İSTANBUL'DA BÜYÜDÜ, ŞAM'A UMUTLA DÖNDÜ
Başkan Erdoğan, konuşmasında Suriyeli Muhammed'in hikâyesine de yer verdi. Esad rejiminin baskısından kaçan ailesiyle birlikte Türkiye'ye sığınan Muhammed, İstanbul'da dünyaya geldi. Tüm Türkiye, onu sınıf arkadaşlarının gözyaşları içinde uğurlamasıyla tanıdı. Muhammed bugün ailesiyle birlikte Şam'a döndü. Yüreğinin bir yanı İstanbul'da, bir yanı ise Şam'da kaldı. Başkan Erdoğan, Muhammed'in hikâyesinin, Suriyelilerin güvenli ve onurlu dönüş sürecine anlam kattığına dikkat çekti.
ÖĞRENCİLERLE HATIRA FOTOĞRAFI ÇEKİLDİ
Konuşmasının sonunda, Muhammed'in sınıf arkadaşları olan Başakşehir Ahmet Kabaklı İlkokulu 4-E sınıfı öğrencilerini ve öğretmenleri Nalan Oktay'ı sahneye davet eden Başkan Erdoğan, öğrencilerle hatıra fotoğrafı çektirdi. Ardından İçişleri Bakanı Ali Yerlikaya, Başkan Erdoğan'a, Göç İdaresi Başkanlığı'nın logosunda yer alan kırlangıç figürünün içine Tevbe Suresi 74. Ayet'in mealinin işlendiği özel bir tablo takdim etti.
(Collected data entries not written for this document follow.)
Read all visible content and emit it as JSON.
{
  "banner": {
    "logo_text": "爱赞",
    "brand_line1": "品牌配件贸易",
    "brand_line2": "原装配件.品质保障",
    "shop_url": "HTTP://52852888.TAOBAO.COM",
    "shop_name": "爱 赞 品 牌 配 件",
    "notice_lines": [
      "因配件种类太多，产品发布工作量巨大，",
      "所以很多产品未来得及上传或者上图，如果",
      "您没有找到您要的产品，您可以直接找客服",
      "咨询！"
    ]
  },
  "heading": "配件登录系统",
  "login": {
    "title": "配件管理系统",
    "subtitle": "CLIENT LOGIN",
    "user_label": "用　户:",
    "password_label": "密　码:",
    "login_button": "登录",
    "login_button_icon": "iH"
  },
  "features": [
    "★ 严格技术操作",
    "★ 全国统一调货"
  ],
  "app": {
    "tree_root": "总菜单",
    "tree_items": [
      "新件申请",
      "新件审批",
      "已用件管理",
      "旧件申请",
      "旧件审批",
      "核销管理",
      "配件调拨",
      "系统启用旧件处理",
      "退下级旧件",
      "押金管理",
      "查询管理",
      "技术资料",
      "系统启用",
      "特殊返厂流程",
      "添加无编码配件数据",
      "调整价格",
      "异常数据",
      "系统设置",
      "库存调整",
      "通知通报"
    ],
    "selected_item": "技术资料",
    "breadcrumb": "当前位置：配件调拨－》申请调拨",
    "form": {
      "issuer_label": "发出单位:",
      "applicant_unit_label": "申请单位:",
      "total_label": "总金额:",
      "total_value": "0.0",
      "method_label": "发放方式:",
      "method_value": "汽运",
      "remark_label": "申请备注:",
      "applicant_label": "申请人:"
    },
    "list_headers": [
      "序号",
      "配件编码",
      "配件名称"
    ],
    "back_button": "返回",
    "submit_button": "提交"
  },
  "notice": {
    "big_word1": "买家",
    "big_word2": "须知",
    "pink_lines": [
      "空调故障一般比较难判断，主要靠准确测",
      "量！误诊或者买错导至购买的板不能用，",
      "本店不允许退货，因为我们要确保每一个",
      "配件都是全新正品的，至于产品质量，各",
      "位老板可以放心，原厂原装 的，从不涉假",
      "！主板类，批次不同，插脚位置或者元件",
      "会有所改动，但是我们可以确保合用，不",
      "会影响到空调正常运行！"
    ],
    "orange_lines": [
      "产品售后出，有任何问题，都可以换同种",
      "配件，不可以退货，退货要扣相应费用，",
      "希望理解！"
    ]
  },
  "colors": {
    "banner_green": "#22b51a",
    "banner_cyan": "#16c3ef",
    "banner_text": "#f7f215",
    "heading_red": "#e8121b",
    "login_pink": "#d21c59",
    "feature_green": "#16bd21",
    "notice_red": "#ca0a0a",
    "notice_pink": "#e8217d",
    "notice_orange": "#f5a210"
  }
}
"KAMU DÜZENİNDEN ÖDÜN VERMİYORUZ"
İçişleri Bakanı Ali Yerlikaya ise programda şöyle konuştu: Göçe, yalnızca bir güvenlik meselesi olarak değil; aynı zamanda insani, sosyolojik ve uluslararası boyutları olan, çok yönlü bir olgu olarak yaklaşıyoruz. Her adımımızı; hukukun, merhametin, vicdanın ve medeniyet değerlerimizin rehberliğinde atıyoruz. Bunu yaparken de; kamu düzeninden asla ödün vermeyen bir dengeyi titizlikle koruyoruz.